El papa León XIV celebró el domingo su primera misa de Pascua como pontífice con un llamado a deponer las armas y buscar la paz en los conflictos globales mediante el diálogo, aunque evitó la tradición de enumerar por nombre las desgracias del mundo en la bendición Urbi et Orbi desde la logia de la basílica de San Pedro.
León XIV, el primer papa nacido en Estados Unidos, enfatizó el mensaje de esperanza de la Pascua como una celebración de la resurrección de Jesús tras ser crucificado, tanto en la bendición como en su homilía.
“¡Dejemos que nuestros corazones sean transformados por su inmenso amor por nosotros! ¡Que quienes tienen armas las depongan! ¡Que quienes tienen el poder de desatar guerras elijan la paz! ¡No una paz impuesta por la fuerza, sino mediante el diálogo! ¡No con el deseo de dominar a los demás, sino de encontrarlos!”, imploró el papa.

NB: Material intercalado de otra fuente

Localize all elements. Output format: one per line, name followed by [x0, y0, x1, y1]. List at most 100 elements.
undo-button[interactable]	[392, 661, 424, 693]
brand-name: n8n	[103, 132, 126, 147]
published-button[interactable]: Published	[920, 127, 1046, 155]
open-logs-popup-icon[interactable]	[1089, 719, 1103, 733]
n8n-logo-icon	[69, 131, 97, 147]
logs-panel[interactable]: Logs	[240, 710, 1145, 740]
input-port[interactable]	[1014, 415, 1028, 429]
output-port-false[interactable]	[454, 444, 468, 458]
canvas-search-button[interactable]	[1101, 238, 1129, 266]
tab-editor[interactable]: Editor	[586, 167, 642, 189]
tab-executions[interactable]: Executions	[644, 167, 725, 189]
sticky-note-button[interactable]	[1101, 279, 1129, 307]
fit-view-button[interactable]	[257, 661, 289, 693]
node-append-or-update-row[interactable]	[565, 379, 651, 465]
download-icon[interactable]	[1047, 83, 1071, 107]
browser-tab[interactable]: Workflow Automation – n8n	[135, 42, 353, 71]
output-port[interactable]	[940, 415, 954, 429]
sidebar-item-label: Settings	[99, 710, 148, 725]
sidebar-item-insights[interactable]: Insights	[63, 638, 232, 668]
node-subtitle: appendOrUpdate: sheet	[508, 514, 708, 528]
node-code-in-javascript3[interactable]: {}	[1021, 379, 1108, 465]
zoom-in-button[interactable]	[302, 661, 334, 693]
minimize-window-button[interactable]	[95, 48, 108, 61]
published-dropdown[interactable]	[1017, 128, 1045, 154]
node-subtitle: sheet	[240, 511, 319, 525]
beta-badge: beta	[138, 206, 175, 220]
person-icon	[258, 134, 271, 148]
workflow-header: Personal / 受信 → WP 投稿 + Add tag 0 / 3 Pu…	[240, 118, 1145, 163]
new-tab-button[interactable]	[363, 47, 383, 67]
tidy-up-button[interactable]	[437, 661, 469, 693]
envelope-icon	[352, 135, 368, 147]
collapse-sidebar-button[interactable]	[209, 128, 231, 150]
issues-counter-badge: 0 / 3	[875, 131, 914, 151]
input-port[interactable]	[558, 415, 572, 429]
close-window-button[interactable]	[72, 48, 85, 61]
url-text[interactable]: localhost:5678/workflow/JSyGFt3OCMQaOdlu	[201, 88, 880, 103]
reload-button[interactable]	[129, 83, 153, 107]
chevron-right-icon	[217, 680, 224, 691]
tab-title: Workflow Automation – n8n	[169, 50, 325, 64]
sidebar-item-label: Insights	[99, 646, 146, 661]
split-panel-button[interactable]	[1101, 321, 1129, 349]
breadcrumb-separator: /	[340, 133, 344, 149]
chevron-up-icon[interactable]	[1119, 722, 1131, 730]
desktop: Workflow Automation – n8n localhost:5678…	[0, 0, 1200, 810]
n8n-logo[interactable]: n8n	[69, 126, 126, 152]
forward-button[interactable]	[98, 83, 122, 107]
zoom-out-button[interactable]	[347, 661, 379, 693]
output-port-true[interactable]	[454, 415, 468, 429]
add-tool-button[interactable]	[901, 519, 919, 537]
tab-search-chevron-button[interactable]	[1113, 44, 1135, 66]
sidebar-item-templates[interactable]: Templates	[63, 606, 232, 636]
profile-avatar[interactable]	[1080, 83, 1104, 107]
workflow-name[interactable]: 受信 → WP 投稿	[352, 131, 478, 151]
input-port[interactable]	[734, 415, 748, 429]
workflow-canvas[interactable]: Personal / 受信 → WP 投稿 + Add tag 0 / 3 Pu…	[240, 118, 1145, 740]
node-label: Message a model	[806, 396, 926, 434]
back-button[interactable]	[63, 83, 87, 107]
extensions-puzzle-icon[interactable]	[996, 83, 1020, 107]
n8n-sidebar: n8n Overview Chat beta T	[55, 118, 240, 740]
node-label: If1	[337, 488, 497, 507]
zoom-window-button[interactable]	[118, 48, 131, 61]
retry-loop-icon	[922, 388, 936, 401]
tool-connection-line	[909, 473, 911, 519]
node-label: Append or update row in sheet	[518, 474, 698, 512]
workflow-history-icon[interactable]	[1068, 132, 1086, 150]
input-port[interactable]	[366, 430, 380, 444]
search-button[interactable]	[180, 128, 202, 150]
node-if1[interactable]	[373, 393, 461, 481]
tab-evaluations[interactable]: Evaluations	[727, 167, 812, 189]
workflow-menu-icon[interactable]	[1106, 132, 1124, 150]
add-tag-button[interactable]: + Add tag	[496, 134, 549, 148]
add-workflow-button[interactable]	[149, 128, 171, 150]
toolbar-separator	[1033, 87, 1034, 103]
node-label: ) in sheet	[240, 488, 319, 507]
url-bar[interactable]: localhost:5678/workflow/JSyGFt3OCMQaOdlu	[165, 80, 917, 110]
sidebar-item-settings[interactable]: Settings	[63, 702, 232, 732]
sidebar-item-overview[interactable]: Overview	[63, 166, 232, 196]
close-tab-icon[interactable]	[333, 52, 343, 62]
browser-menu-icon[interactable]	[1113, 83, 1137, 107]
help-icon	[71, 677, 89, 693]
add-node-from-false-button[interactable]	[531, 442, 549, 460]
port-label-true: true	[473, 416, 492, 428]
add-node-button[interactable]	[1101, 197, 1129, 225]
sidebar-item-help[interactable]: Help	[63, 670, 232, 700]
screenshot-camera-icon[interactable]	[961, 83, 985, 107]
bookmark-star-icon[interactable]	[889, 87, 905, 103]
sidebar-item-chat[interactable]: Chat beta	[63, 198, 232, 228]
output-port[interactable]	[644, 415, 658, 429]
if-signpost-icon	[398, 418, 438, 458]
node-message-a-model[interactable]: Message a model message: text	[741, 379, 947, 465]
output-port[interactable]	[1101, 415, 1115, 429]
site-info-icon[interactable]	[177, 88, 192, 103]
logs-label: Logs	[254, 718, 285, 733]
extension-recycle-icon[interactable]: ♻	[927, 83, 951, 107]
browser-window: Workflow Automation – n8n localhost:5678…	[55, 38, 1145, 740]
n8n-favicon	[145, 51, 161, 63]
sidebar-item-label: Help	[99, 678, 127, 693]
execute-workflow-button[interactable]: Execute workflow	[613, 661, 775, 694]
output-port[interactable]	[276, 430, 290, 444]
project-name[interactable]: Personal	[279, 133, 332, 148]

Con la guerra entre Estados Unidos e Israel contra Irán ya en su segundo mes y la campaña en curso de Rusia en Ucrania, León XIV mencionó una sensación de indiferencia “ante la muerte de miles de personas… ante las repercusiones del odio y la división que siembran los conflictos… ante las consecuencias económicas y sociales que producen”.